逆に、着手すべき条件も言い切っておきます。年間の新規契約が200件を超える、複数拠点に契約書が分散して所在の把握に時間がかかる、自動更新契約が多く解約時期を逃した経験がある、監査や取引先からの提出依頼が頻繁にある。このうち2つ以上に当てはまるなら、投資は回収できると判断してよい水準です。その場合も全件一括ではなく、有効契約から始めて効果を測り、過去分の範囲は後から決めてください。
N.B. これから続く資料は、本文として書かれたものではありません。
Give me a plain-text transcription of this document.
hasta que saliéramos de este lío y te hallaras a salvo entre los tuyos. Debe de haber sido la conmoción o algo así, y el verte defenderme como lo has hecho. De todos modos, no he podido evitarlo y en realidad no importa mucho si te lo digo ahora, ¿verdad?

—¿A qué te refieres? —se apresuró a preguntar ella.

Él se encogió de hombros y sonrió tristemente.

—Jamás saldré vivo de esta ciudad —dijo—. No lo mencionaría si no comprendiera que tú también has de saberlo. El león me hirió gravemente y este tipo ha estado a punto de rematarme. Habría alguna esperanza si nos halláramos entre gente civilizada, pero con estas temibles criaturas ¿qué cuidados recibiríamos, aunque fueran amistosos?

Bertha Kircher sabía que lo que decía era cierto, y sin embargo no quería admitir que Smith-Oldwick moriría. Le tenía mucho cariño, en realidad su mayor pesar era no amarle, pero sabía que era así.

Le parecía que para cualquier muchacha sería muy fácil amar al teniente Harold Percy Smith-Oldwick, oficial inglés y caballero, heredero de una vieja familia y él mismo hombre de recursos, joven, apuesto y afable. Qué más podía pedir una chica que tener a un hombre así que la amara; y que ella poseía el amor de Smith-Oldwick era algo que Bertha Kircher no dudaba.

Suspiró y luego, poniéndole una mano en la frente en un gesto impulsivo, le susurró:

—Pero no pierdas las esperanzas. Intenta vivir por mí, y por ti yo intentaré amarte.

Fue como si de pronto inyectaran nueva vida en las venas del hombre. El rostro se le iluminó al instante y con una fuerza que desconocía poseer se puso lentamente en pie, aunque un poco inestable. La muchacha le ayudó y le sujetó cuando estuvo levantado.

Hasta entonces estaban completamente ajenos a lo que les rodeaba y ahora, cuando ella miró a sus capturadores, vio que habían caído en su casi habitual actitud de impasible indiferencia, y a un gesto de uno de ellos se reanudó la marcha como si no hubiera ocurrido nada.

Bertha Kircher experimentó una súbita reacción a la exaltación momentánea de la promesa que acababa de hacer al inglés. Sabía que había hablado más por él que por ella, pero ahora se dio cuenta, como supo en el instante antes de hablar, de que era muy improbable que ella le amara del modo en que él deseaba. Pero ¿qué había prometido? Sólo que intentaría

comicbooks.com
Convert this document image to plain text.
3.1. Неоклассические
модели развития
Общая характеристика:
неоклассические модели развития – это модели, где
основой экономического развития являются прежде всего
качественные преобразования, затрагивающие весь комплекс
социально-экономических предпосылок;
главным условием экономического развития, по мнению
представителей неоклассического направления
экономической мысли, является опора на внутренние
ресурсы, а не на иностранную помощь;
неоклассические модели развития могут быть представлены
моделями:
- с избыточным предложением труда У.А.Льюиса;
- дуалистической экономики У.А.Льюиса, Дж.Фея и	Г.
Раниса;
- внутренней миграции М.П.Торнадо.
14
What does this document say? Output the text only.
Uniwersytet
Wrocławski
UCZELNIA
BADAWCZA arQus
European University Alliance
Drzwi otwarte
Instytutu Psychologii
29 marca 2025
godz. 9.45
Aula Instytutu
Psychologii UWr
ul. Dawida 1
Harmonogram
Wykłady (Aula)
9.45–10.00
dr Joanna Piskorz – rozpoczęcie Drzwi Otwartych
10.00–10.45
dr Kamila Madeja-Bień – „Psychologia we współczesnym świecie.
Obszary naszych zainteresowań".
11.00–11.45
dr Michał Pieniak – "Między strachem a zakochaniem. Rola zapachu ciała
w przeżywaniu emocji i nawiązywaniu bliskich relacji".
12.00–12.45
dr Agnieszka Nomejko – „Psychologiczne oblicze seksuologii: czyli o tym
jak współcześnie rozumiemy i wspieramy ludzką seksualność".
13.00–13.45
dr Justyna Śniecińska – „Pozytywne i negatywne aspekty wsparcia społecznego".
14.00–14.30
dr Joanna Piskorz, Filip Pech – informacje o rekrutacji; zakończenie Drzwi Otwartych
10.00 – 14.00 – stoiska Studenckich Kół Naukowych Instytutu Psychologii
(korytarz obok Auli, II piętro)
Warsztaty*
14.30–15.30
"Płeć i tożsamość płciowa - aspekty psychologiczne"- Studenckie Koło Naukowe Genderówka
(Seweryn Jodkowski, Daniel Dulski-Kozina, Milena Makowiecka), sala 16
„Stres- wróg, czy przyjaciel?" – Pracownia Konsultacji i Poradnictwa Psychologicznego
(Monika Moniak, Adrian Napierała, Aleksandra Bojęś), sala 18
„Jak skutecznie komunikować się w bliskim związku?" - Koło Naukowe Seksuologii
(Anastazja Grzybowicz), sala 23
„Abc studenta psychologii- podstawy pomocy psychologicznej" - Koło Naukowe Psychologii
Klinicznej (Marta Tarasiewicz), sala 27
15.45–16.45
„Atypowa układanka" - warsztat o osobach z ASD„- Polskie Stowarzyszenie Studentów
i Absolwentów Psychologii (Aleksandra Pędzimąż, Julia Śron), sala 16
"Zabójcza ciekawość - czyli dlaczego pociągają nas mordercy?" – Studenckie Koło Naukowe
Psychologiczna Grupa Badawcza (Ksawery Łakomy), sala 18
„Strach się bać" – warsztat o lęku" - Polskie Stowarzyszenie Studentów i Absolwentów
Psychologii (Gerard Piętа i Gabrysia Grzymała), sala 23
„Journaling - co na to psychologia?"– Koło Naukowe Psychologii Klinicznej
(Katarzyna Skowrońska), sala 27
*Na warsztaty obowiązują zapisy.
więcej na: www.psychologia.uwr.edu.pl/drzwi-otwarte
契約書の電子化基盤を内製で作るか既存サービスで済ませるかの分岐
基盤の作り方は、既存サービスで済ませる範囲と自社で作る範囲を分けて考えます。判断の軸は、その機能が自社固有かどうかの一点です。
既存サービスで足りるのは、電子署名とタイムスタンプ、締結の依頼と回覧、標準的な文書保管です。電子署名は認証局や時刻認証事業者の領域にあり、自社で作っても外部サービスの利用料は残ります。ここに開発費を投じる理由はありません。
自社で作る価値が出るのは3つの領域です。ひとつは基幹システムとの連携で、販売管理や購買管理に登録された取引先マスタや案件番号を契約データに引き当てる部分になります。ふたつめは既存台帳からの移行で、長年使ってきた表計算の台帳を、項目の整理と名寄せをしながら新基盤へ移す処理です。みっつめは自社固有の承認フローと期限通知で、部門ごとに決裁権限が異なるといった要件が該当します。ここに月20時間を超える手作業が残っているなら、開発で回収できる見込みがあります。
一創では、契約書をはじめとする社内文書の保管と検索、期限管理、基幹システムとの連携までを含めた文書管理システム開発を承っています。既存の台帳をどう移すか、どこまでを既存サービスに任せてどこから作るかの切り分けから相談できます。まず現状の契約件数と保管場所を整理したうえで、ご連絡ください。
よくある質問
紙の契約書をスキャンしたら、原本はすぐ捨ててよいですか?
電子帳簿保存法の観点では、2022年1月施行の改正で適正事務処理要件が廃止されたため、要件を満たしてスキャンした時点で廃棄できます。ただし民事上の証拠としての強さは原本と同じではありません。保証や担保を伴う契約、不動産の権利に関わる契約、金額が大きく期間の長い契約は残してください。
スキャナ保存に必要な解像度や機材の条件は?
解像度200dpi以上、カラー画像で赤・緑・青それぞれ256階調以上が要件です。契約書は重要書類にあたるためグレースケールでは保存できません。市販の複合機やドキュメントスキャナの標準設定で満たせますが、圧縮率を上げすぎると文字がつぶれます。スマートフォンでの撮影も、解像度の条件を満たせば認められます。
タイムスタンプの契約は必ず必要になりますか?
必ずしも必要ではありません。訂正または削除を行った事実と内容を確認できるシステム、あるいは訂正削除ができないシステムに保存し、入力期間内に保存したことを確認できる場合は、その確認をもって付与に代えられます。クラウド型の文書管理サービスの多くはこの要件を満たす設計です。保存基盤の仕様書で履歴が残る旨の記載を確認してから判断しましょう。
雇用契約書をメールで送るだけで電子化したことになりますか?
条件を満たせば有効です。労働基準法施行規則5条4項では、労働者本人が電子での明示を希望していること、受信者を特定して伝達する方法であること、労働者が出力して書面を作成できることの3点が求められます。会社が一方的に切り替えることはできないため、希望の確認を記録に残してください。2024年4月1日施行の改正で明示事項が4項目増えた点にも対応が要ります。
メールで受け取ったPDFの契約書は印刷して保管してよいですか?
印刷して紙だけを保管する運用は認められません。メール添付のPDFは電子取引にあたり、2024年1月以降はデータのまま保存する義務があります。2年間の宥恕措置も2023年12月末で終了しました。真実性の確保と、取引年月日・取引金額・取引先で検索できる状態を用意してください。